Loin de l’image d’ingénue de ses débuts, de ses amours médiatisées et des drames personnels auxquels on l’a trop souvent réduite. "Depuis quelque temps, la fin tragique de sa vie a pris le pas sur le reste et laisse à d’autres le soin de parler pour elle", regrette la commissaire de l’exposition, Clémentine Deroudille, qui a choisi volontairement de montrer un autre visage de Romy Schneider. Celui de la femme passionnée, investie dans son métier, pétrie de doutes mais qui a su sans cesse se réinventer pour s’affirmer comme l’actrice qu’elle avait choisi d’être. Déjouant les pièges d’une notoriété précoce qui en avait fait la "petite fiancée autrichienne" au regard prude pour devenir cette comédienne talentueuse, sensuelle et épanouie des films de Claude Sautet. L’incarnation de la femme française libérée des années 1970, dans laquelle chacun(e) pouvait se reconnaître.

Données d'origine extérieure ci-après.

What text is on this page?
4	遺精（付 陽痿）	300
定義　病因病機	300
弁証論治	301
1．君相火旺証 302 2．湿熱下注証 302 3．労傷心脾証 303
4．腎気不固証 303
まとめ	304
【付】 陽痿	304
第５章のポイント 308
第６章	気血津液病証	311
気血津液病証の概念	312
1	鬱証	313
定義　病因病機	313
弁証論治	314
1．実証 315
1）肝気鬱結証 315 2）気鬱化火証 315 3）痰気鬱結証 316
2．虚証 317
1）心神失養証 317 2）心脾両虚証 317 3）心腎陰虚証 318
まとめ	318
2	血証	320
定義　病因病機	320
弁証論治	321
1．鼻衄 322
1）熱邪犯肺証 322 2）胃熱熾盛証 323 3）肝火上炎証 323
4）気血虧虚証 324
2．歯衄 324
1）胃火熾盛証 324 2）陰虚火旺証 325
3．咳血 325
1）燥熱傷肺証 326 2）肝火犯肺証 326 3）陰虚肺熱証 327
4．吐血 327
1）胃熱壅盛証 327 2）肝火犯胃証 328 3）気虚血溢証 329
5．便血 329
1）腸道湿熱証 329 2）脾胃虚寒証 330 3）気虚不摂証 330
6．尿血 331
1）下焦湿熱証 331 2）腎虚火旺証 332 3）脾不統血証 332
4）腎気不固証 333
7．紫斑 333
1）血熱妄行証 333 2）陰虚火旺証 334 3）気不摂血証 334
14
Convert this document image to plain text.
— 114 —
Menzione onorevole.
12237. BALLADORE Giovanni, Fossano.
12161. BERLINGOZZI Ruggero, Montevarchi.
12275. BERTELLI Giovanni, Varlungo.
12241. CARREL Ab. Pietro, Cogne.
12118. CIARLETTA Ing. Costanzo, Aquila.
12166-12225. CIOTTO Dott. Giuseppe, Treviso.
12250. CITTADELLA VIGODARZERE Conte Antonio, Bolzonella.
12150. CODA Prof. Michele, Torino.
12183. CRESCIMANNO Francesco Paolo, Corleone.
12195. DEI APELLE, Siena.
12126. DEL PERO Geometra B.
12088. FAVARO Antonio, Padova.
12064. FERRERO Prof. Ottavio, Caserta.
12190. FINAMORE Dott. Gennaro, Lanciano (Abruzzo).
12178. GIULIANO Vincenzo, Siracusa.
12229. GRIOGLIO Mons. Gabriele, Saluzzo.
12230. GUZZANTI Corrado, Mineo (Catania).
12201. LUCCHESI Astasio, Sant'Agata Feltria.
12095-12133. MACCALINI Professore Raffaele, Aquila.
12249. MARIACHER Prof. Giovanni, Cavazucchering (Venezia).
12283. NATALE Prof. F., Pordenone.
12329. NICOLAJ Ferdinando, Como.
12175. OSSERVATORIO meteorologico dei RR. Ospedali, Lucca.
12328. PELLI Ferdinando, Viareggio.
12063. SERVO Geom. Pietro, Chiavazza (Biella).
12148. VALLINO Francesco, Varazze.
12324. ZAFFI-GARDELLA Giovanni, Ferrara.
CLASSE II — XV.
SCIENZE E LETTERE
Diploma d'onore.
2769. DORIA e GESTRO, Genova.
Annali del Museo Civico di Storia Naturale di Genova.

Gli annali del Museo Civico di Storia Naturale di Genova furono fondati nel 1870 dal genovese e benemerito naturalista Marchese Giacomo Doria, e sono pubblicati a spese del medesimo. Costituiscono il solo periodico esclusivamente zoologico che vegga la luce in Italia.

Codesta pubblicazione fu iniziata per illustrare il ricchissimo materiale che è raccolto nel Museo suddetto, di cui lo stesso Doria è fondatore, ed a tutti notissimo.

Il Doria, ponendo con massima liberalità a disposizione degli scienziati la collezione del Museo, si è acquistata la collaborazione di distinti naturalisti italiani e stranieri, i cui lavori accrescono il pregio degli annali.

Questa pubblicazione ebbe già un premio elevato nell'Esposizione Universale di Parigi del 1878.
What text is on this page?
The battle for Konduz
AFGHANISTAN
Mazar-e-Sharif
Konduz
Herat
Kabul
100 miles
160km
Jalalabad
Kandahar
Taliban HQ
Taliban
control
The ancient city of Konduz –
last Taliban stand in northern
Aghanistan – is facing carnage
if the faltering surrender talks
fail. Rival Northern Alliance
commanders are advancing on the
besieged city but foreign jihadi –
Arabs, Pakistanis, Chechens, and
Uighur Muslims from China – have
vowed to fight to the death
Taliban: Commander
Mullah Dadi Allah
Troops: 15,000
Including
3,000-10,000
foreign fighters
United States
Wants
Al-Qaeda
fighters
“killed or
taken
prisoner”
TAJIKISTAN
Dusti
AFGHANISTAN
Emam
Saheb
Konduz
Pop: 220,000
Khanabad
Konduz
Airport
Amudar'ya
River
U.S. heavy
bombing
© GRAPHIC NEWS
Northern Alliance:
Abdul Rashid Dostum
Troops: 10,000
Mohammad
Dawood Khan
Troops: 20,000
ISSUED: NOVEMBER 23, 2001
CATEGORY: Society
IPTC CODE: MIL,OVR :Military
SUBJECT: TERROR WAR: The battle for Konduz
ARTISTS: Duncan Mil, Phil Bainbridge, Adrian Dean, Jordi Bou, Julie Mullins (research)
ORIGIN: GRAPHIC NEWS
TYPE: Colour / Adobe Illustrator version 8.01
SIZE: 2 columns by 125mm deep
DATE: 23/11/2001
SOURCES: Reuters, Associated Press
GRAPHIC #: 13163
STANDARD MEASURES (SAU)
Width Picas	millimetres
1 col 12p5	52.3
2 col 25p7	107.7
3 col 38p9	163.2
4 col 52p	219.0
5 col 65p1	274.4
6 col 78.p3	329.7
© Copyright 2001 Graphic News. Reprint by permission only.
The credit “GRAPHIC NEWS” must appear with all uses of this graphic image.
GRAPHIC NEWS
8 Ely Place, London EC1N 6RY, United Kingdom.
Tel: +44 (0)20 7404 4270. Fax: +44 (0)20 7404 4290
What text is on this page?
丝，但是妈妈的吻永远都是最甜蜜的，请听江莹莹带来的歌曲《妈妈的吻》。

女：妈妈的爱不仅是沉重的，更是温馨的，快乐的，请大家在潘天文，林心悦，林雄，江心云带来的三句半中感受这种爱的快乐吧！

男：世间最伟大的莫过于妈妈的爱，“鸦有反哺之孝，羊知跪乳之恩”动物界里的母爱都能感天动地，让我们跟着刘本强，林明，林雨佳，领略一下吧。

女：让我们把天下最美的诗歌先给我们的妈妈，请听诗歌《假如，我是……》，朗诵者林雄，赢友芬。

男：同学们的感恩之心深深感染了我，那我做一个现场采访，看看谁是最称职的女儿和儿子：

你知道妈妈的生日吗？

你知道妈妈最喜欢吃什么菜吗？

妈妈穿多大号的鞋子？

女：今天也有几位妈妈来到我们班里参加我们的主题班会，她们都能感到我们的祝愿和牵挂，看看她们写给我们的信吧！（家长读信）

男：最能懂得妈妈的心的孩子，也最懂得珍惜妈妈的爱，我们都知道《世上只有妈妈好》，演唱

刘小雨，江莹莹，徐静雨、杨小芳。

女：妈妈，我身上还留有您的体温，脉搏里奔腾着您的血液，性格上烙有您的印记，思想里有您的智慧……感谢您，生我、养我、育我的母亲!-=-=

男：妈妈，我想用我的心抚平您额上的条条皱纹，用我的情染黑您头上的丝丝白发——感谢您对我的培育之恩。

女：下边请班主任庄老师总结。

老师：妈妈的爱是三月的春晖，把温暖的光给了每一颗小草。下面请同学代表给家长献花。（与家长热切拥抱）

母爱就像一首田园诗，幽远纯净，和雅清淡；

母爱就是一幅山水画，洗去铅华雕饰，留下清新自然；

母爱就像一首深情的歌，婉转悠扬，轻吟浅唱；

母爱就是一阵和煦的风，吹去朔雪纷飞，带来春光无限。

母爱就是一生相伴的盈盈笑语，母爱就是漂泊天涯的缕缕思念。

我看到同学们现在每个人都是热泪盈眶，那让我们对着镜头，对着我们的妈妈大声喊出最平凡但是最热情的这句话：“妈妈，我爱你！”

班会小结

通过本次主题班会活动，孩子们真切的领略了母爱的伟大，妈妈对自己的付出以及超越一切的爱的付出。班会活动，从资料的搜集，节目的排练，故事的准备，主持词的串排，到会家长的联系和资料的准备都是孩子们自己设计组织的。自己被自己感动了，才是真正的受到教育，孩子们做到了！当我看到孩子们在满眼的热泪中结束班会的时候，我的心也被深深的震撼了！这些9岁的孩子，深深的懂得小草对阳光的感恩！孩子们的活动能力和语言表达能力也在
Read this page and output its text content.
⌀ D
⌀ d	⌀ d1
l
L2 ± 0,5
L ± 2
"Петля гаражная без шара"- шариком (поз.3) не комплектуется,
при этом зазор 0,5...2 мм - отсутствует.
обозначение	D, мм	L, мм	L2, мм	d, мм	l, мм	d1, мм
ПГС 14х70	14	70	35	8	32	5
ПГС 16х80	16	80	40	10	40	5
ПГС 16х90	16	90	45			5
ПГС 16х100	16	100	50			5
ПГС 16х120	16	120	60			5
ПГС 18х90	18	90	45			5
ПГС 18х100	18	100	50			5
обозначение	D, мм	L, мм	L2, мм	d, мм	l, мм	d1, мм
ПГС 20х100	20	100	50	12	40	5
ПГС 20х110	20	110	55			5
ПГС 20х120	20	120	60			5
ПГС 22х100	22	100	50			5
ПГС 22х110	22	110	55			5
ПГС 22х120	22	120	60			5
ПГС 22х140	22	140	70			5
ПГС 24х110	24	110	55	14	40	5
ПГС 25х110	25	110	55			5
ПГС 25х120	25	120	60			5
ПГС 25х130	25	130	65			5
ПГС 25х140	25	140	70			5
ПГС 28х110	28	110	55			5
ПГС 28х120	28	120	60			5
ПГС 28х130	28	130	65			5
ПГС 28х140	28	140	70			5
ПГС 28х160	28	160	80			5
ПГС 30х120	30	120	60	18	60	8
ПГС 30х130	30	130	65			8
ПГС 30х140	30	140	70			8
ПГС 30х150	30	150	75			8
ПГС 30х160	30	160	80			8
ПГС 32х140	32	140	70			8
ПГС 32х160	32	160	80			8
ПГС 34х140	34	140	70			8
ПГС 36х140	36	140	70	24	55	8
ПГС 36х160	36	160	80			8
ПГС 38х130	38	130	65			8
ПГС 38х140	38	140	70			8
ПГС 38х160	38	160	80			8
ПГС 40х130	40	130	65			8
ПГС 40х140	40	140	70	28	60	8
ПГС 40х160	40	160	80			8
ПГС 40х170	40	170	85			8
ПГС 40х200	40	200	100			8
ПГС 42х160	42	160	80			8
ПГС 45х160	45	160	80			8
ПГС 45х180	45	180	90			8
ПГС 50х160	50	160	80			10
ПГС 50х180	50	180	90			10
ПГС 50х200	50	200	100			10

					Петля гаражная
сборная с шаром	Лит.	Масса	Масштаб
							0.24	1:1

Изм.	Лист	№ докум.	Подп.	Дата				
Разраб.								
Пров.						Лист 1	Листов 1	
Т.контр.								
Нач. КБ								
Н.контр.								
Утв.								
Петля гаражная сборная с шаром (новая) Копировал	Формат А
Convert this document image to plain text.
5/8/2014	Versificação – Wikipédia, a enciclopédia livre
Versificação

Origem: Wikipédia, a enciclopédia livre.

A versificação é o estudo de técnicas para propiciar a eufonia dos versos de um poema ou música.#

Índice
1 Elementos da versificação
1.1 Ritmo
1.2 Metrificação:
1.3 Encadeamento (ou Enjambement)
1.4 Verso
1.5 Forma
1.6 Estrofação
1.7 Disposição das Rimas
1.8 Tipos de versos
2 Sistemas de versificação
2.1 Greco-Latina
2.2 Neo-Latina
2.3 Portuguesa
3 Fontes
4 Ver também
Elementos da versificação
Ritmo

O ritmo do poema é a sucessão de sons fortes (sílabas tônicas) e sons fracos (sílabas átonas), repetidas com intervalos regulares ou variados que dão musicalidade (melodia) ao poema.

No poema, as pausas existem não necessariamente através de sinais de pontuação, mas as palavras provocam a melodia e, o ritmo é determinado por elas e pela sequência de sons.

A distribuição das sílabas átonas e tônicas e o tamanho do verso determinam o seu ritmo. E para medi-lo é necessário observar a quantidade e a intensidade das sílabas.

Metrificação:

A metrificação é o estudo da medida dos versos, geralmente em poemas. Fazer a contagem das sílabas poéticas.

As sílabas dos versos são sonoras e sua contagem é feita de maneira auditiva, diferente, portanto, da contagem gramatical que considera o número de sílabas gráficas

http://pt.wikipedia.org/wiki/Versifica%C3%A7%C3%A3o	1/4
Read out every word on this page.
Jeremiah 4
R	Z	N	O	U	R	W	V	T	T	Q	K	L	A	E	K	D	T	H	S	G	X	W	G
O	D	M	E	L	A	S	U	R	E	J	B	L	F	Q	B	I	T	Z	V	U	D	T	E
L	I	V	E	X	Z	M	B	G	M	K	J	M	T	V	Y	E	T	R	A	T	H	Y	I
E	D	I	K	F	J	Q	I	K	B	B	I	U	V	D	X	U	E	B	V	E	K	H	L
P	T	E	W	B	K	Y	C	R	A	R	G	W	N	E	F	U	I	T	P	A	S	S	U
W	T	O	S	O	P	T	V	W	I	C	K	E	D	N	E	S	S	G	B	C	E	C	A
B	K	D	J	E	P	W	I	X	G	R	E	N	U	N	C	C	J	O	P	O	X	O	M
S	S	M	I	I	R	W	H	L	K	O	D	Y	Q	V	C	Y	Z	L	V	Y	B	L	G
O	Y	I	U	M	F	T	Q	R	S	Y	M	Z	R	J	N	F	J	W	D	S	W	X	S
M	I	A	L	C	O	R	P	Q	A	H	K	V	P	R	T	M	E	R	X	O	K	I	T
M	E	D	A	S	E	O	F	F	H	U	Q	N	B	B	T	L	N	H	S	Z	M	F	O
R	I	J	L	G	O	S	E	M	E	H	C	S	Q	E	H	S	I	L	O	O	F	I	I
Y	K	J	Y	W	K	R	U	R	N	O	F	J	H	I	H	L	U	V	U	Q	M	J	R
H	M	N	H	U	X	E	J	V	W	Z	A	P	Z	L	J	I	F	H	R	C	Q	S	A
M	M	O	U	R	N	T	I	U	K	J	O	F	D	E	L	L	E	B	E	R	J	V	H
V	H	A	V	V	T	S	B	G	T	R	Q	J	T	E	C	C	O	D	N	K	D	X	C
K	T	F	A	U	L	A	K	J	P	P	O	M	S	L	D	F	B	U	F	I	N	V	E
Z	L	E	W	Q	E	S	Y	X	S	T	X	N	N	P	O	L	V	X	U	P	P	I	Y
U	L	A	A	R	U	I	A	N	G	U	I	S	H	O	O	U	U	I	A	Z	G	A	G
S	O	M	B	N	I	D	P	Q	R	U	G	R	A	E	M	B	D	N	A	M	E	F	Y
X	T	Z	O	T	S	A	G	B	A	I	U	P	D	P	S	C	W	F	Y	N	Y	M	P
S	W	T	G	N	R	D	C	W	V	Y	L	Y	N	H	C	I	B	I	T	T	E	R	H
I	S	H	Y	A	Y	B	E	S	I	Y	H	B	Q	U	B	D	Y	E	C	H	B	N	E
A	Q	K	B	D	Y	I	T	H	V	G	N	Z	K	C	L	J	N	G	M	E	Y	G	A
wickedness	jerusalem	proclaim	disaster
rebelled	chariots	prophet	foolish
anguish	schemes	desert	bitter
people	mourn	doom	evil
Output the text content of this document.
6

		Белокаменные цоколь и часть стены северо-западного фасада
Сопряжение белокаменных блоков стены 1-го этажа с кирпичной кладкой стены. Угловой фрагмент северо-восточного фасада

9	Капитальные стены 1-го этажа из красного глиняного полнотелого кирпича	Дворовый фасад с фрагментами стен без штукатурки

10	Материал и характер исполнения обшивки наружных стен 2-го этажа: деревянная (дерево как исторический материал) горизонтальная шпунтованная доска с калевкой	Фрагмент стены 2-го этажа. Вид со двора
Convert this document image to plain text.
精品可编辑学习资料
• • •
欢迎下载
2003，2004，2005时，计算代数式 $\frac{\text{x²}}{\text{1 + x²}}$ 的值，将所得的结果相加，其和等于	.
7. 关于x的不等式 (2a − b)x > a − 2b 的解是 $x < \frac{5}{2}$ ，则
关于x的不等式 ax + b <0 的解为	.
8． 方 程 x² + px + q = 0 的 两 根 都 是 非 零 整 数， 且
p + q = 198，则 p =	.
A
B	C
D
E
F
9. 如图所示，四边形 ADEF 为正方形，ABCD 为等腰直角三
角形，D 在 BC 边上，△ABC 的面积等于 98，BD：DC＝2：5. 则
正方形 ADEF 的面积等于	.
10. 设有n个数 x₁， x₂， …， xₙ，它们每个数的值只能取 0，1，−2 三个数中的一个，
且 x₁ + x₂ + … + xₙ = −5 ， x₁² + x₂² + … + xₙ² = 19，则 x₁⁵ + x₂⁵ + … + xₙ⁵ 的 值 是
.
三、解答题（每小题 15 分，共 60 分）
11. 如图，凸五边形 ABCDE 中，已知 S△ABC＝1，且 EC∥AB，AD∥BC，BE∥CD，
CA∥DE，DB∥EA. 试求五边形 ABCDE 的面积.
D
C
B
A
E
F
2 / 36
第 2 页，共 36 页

"En réalité, j’étais en avance sur mon temps", a-t-elle un jour expliqué. À une époque où il n’était nulle part question de libération de la femme, j’ai entrepris ma propre libération". En choisissant de rompre avec sa famille d’abord, et notamment avec sa mère, l’actrice Magda Schneider, qui veillait jalousement sur sa carrière. En s’installant à Paris ensuite, pour vivre son histoire d’amour avec Alain Delon et, loin de la "Sissi" qui lui collait à la peau, repartir de zéro dans l’ombre de la star naissante.
En sélectionnant soigneusement ses metteurs en scène enfin (Alain Cavalier, Luchino Visconti, Orson Welles…) et ses rôles, dans lesquels cette éternelle insatisfaite pouvait se perdre corps et âme. Comme avec Henri-Georges Clouzot, qu’elle suivit jusqu’au bout dans "L’Enfer" d’un tournage avorté. Après un détour décevant par les États-Unis puis l’Allemagne, où elle épouse le dramaturge Harry Meyen et donne naissance à son fils, David, c’est son retour en France – toujours grâce à Alain Delon, qui l’impose dans "La piscine", de Jacques Deray – et sa rencontre avec Claude Sautet qui seront déterminants.
Toute une salle de l’exposition est consacrée à leur collaboration. Elle donnera naissance à cinq films entre 1970 et 1978 ("Les Choses de la vie", "Max et les ferrailleurs", "César et Rosalie", "Mado" et "Une histoire simple"), les plus beaux de ses rôles et un César (le deuxième après celui pour "L’important c’est d’aimer", d’Andrzej Zulawski).
Entre eux, l’entente est immédiate. Les télégrammes, les petits mots adressés à son "Cher Clo" de sa grande écriture déliée témoignent de l’engagement professionnel de l’actrice. "Claude, c’est formidable, j’ai tout lu et travaillé beaucoup, beaucoup", lui envoie-t-elle après avoir reçu le scénario des Choses de la vie, signant Romy-Hélène. Mais aussi de ses angoisses quand elle ne reçoit plus de propositions intéressantes. "Je n’ai pas la position d’une Deneuve ou d’une Jobert. Pas besoin de l’argent mais enfin tu comprends", écrit encore celle qui était l’antistar par excellence, en permanence sur le plateau, refusant de participer à un dîner au motif que les techniciens n’étaient pas invités. "C’est son caractère passionnel qui m’attire, a dit d’elle le cinéaste. Elle a une formidable énergie intérieure, elle n’est pas paisible mais tourmentée, pure, violente, orgueilleuse".
Une exigence et une hypersensibilité qui la conduiront vers des rôles toujours plus dévorants, dans lesquelles cette écorchée vive expie en partie sa culpabilité d’être née allemande, et des tournages qui la laissent exsangue, avec toujours ce sentiment de ne pas avoir la carrière qu’elle aurait mérité. La vie ne lui aura pas laissé le temps de bâtir sa légende. Et pourtant, à voir les extraits de ses films, les centaines de photos de tournage exhumées des archives de la Cinémathèque et les magnifiques portraits qui ponctuent l’exposition, elle reste encore incroyablement présente dans nos esprits. Infiniment fragile et touchante.